Agnosia- the National Institute of Neurological Disorders and Stroke defines Agnosia as an inability to recognize and identify objects or persons. People with agnosia may have difficulty recognizing the geometric features of an object or face or may be able to perceive the geometric features but not know what the object is used for or whether a face is familiar or not. Agnosia can be limited to one sense such as vision or hearing. For example, a person may have difficulty in recognizing an object as a cup or identifying a sound as a cough.

Dysexecutiveness- the definition is from the Barkley Deficits in Executive Functioning Scale (the standard test used in measuring executive function). If a stroke or some mini strokes occur in the frontal or temporal lobes (behind your forehead and between your face and your ears on either side of the head) our executive functions are impacted. Executive functions are the parts of our thinking that make us human. That is, our capacities involved in time management, organization and problem solving, self-restraint, self-motivation, and self-regulation of emotions among other skills. Deficits in these functions impact our ability to function in society, and many times are the source of care partners’ embarrassment or shame.

Memory impairments-  If a stroke or some mini strokes occur in the general hippocampus area (deep inside the brain in the middle of the head) our memories and our ability to learn new things are impacted. Memories can be impaired in one of two ways, and maybe even in both ways. The ability to store new memories or learn new things can be impacted and/or the ability to retrieve current and old memories. This is the part of vascular dementia that looks like Alzheimer’s, but isn’t Alzheimer’s.

Dr. Crumpacker was clear in saying that there are NO current treatments for Vascular Dementia, period. 

He said that preventing the risk factors for Vascular Dementia is the only way to treat the disease. The number one risk factor is getting older, which one can’t really do anything about.

Risk factors we can do something about are: smoking, high blood pressure, high cholesterol, diabetes, having an unhealthy diet, lack of exercise, being overweight, and drinking alcohol excessively.

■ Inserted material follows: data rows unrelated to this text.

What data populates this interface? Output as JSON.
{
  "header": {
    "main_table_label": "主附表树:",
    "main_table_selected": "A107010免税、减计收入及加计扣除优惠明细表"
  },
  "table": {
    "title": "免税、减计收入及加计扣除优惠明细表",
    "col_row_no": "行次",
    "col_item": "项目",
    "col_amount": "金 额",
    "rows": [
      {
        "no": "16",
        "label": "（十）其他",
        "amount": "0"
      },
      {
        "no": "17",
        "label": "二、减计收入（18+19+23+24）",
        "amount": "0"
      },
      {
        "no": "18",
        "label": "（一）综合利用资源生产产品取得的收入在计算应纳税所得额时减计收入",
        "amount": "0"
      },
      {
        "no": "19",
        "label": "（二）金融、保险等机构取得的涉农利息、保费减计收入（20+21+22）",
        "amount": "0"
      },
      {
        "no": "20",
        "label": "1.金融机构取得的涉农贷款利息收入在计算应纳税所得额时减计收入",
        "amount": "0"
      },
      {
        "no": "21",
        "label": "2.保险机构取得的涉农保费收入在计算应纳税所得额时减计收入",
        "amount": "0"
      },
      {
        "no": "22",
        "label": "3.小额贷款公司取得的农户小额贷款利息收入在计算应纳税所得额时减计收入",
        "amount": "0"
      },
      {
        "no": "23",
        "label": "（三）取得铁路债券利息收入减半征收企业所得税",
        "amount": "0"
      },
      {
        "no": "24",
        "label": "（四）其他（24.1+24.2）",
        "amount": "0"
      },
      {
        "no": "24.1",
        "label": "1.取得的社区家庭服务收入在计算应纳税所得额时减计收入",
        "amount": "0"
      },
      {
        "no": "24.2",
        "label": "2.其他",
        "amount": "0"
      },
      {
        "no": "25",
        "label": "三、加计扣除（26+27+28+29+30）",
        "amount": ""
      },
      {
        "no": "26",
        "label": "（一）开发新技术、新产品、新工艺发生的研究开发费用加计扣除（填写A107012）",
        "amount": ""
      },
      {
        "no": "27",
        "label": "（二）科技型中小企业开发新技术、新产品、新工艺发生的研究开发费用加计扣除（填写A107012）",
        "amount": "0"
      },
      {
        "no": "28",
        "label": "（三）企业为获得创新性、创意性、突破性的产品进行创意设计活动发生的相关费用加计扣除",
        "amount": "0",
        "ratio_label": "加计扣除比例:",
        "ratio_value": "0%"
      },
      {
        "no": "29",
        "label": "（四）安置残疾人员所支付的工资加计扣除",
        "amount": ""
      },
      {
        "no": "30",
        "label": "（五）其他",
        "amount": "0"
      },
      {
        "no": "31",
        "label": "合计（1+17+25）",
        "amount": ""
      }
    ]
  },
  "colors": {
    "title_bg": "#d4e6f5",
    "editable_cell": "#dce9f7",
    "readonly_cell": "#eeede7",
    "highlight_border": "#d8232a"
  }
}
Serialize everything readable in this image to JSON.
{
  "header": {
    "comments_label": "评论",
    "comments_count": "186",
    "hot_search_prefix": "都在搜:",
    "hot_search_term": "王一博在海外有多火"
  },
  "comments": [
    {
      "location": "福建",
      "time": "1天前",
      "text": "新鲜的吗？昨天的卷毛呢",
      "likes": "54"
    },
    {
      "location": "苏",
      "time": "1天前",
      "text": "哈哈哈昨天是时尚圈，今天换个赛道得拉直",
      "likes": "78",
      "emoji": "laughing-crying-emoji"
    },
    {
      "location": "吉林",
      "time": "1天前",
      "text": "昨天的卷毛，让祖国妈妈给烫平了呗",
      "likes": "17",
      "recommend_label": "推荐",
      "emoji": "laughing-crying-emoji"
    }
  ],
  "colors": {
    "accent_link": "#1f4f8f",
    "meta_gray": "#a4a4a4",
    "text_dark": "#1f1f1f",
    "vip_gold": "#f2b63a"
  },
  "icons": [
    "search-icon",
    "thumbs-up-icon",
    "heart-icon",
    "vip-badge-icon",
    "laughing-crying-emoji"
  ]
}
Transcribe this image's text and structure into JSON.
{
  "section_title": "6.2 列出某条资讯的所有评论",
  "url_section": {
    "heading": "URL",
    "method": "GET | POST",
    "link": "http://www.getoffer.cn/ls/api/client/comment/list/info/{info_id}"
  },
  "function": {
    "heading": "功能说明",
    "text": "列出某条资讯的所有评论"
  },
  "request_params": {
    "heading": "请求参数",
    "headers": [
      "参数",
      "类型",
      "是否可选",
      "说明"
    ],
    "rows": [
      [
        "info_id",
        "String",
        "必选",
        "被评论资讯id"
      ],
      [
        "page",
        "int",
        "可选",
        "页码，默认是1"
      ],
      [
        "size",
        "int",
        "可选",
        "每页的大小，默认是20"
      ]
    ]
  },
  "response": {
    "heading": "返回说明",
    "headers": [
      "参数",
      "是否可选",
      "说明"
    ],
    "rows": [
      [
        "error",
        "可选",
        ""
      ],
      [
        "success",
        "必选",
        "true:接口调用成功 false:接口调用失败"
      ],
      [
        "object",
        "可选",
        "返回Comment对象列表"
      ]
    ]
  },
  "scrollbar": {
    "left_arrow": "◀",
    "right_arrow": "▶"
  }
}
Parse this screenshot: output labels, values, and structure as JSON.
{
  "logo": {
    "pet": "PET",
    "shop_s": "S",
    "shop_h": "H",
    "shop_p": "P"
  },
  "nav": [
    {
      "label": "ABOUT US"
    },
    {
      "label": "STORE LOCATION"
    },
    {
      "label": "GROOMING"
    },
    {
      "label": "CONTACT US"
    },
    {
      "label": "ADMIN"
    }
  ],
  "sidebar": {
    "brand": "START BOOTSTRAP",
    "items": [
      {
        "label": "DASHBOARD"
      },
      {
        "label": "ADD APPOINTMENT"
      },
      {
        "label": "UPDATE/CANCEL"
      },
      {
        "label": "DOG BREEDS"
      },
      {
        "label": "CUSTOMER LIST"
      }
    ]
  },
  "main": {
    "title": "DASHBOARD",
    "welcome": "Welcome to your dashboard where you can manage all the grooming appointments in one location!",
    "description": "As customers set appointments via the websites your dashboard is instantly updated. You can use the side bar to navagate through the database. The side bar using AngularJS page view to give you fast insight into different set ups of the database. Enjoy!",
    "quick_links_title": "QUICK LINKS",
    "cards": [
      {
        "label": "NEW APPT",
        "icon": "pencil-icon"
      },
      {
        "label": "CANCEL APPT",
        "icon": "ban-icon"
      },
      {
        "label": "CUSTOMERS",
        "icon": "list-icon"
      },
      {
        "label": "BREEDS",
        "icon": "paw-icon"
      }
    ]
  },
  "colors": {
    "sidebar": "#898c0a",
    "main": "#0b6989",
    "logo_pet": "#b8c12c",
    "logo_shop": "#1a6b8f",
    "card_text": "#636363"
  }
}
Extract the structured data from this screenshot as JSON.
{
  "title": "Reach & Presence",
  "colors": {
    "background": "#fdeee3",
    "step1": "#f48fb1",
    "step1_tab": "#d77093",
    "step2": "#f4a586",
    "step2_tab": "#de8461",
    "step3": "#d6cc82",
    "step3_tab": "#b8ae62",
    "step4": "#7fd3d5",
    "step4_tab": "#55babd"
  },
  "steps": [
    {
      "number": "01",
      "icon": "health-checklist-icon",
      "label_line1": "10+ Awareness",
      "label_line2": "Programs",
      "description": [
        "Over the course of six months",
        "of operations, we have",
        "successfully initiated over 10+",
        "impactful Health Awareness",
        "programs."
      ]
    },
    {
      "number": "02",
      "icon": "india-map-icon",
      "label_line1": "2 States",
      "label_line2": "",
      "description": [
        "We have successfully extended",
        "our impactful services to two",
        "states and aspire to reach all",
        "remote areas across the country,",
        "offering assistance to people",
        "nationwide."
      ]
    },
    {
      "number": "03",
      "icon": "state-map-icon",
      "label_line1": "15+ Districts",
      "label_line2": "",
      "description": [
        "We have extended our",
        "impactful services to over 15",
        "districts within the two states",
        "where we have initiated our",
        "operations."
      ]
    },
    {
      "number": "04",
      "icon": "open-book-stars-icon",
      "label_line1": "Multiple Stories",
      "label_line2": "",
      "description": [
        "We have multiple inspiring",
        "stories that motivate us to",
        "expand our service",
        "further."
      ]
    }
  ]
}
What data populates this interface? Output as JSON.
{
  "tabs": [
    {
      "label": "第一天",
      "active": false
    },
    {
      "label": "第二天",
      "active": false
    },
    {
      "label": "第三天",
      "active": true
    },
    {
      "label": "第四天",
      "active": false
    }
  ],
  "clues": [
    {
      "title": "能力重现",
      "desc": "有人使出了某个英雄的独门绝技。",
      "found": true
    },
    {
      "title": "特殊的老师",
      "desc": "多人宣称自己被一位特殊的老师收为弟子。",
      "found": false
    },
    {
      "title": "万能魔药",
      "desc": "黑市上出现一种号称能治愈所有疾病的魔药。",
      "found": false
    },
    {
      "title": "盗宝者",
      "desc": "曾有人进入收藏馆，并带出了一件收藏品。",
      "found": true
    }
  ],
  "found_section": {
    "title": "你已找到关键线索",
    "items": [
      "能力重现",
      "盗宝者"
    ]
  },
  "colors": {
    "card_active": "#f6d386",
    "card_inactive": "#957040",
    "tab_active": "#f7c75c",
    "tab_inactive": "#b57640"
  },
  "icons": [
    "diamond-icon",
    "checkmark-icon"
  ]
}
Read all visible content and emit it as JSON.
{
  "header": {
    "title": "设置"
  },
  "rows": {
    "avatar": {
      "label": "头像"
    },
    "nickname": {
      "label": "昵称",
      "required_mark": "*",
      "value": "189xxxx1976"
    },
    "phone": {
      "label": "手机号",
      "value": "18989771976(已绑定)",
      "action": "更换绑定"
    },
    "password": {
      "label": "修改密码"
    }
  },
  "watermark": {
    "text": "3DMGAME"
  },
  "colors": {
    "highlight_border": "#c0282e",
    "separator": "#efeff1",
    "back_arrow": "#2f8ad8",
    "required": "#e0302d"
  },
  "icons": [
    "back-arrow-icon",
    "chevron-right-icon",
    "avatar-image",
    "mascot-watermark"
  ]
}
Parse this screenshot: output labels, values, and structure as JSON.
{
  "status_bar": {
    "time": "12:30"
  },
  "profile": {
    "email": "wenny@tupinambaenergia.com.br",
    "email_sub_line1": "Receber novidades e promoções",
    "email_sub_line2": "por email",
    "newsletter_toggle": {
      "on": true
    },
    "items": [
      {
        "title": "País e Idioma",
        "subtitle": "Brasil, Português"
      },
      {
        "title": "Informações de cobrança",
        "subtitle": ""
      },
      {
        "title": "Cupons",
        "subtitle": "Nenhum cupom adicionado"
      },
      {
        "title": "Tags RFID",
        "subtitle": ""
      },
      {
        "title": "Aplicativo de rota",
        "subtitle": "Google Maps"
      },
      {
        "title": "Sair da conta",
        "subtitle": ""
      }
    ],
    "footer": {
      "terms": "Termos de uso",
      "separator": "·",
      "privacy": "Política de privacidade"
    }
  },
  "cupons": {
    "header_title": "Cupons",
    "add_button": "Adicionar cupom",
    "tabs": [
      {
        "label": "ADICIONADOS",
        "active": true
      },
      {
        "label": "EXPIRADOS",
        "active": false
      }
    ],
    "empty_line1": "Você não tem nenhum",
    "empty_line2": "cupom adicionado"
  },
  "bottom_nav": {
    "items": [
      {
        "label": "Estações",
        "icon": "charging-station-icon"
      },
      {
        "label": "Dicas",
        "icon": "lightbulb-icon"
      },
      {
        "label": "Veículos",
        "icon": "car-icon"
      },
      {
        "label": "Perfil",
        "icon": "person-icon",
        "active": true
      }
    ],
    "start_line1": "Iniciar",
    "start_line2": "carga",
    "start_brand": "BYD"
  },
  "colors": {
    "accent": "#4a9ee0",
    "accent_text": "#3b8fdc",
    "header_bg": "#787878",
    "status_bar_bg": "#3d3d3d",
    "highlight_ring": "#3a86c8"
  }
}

Considering that that risk factors can and do occur long before the age of 50, those of us over 50 need to rely on medicine to lower some of the risk factors. But other risk factors we can work on, even at this late date, to attempt to lower the current risk factors we have. That means no matter what your age, you can still do things to help yourselves and your loved ones.

Will it fix you? No, it won’t. but it might help hold it off a while longer, and maybe it will be long enough that you’ll die of other reasons first. Not a cheery statement I grant you, but you wouldn’t suffer the indignities of dementia along with your physical ailments.

Here’s what concerns me.

It’s no secret that there is a worldwide obesity epidemic, as well as an Alzheimer’s epidemic. If Vascular Dementia comes from the above risk factors, almost all intimately connected with obesity, then it stands to reason that we will now have 2 dementia epidemics on our hands.

As a matter of fact, I suspect that a great deal of Vascular Dementia is really undiagnosed, or incorrectly diagnosed as Alzheimer’s disease. I bet that even at this moment, Vascular Dementia rivals Alzheimer’s as the number one cause of dementia, we just don’t know it. Scary!

If each of us make a sustained, concerted effort to improve our heart health by diet and exercise, and make it a point to try and influence our children, grand children and great grand children to do the same, maybe we can head off the second dementia epidemic, Vascular Dementia.